De modo que "jocoserio". Tras el advenimiento de la Democracia, con sus propios reconocimientos y el acceso de sus obras al gran público, ¿en qué habían variado sus fijaciones como dramaturgo?, le pregunté. "Antes reflexionaba mucho más sobre la pobreza, y ahora me obsesiona hacerlo sobre la riqueza. En realidad, es lo mismo vuelto del revés. Pienso que el exceso de riqueza material es, sencillamente, una burrada. Una de las cosas en que compruebo que la humanidad se ha desaforado es en la provocación de que pueda haber ricos tan insondables por tanta riqueza como tienen y pobres tan insondables por tanta pobreza como los aplastan. Busco sondear ahora el problema acuciante de la forma de victimismo que, en realidad, revisten ambos".

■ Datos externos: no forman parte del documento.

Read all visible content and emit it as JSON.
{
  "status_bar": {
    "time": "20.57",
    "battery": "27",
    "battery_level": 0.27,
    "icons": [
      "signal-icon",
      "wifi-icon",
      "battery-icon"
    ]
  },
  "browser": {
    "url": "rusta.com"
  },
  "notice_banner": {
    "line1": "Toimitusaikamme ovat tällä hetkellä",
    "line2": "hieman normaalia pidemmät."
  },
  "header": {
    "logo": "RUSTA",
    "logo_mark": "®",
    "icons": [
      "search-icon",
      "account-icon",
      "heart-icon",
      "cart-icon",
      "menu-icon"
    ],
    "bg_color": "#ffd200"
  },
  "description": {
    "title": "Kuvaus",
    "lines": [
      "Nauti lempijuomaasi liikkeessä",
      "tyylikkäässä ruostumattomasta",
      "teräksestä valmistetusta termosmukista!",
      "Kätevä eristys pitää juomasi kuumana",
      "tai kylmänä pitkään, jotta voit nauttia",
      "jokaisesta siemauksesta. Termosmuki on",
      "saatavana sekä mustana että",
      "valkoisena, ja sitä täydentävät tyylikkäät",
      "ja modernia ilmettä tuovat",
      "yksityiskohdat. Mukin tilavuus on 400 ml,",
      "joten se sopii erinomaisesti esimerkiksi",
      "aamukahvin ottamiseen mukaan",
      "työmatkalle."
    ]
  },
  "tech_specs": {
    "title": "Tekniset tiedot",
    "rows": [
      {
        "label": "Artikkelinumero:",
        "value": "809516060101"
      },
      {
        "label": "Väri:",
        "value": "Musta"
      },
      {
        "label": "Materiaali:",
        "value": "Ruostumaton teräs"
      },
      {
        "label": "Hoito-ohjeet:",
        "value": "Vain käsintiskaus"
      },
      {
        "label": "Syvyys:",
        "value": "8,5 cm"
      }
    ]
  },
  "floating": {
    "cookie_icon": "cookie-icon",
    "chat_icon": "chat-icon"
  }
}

En su teatro y en sus declaraciones se apreciaba cómo Buero Vallejo había forjado su madurez sobre la dubitación permanente. "El intelectual vuelve a enfrentarse con precarias condiciones. La crisis del mundo actual es tan honda, yo diría que terrorífica, que el intelectual se siente desconcertado", señalaba treinta años atrás, junto a observaciones que, en cierto modo, ahora nos suenan cándidas: "El único remedio contra el deterioro cultural es que la aventura humana continúe y vuelva otro Siglo de Oro". Y confesaba, sin embargo, que "a medida que pasan los años, voy disminuyendo en esperanzas de que las cosas vayan a mejor, porque ni siquiera sé si vamos a durar, si la aventura humana tiene o no los días contados".

Demasiado clásico para los vanguardistas, y viceversa, demasiado conservador para los progresistas, y viceversa, demasiado solemne para los irónicos, y viceversa, demasiado fatalista para los comediógrafos, y viceversa, y así sucesivamente, Antonio Buero Vallejo fue un dramaturgo que padeció la fatalidad de que su extremado sentido de la autocrítica, y del autoexilio, los demás se lo acabaron creyendo? Demasiado subversivo resultaba proclamar -tal vez para la España de cualquier tiempo- que "la tragedia no es pesimista. La tragedia no surge cuando se cree en la fuerza del destino, sino cuando, consciente o inconscientemente, se empieza a poner en cuestión al destino. La tragedia intenta explorar de qué modo las torpezas humanas se disfrazan de destino". Pero mucho más -lo era y lo es- reconocer en voz alta lo que subraya uno de los personajes de 'Historia de una escalera': "Sólo los pobres saben que son pobres?".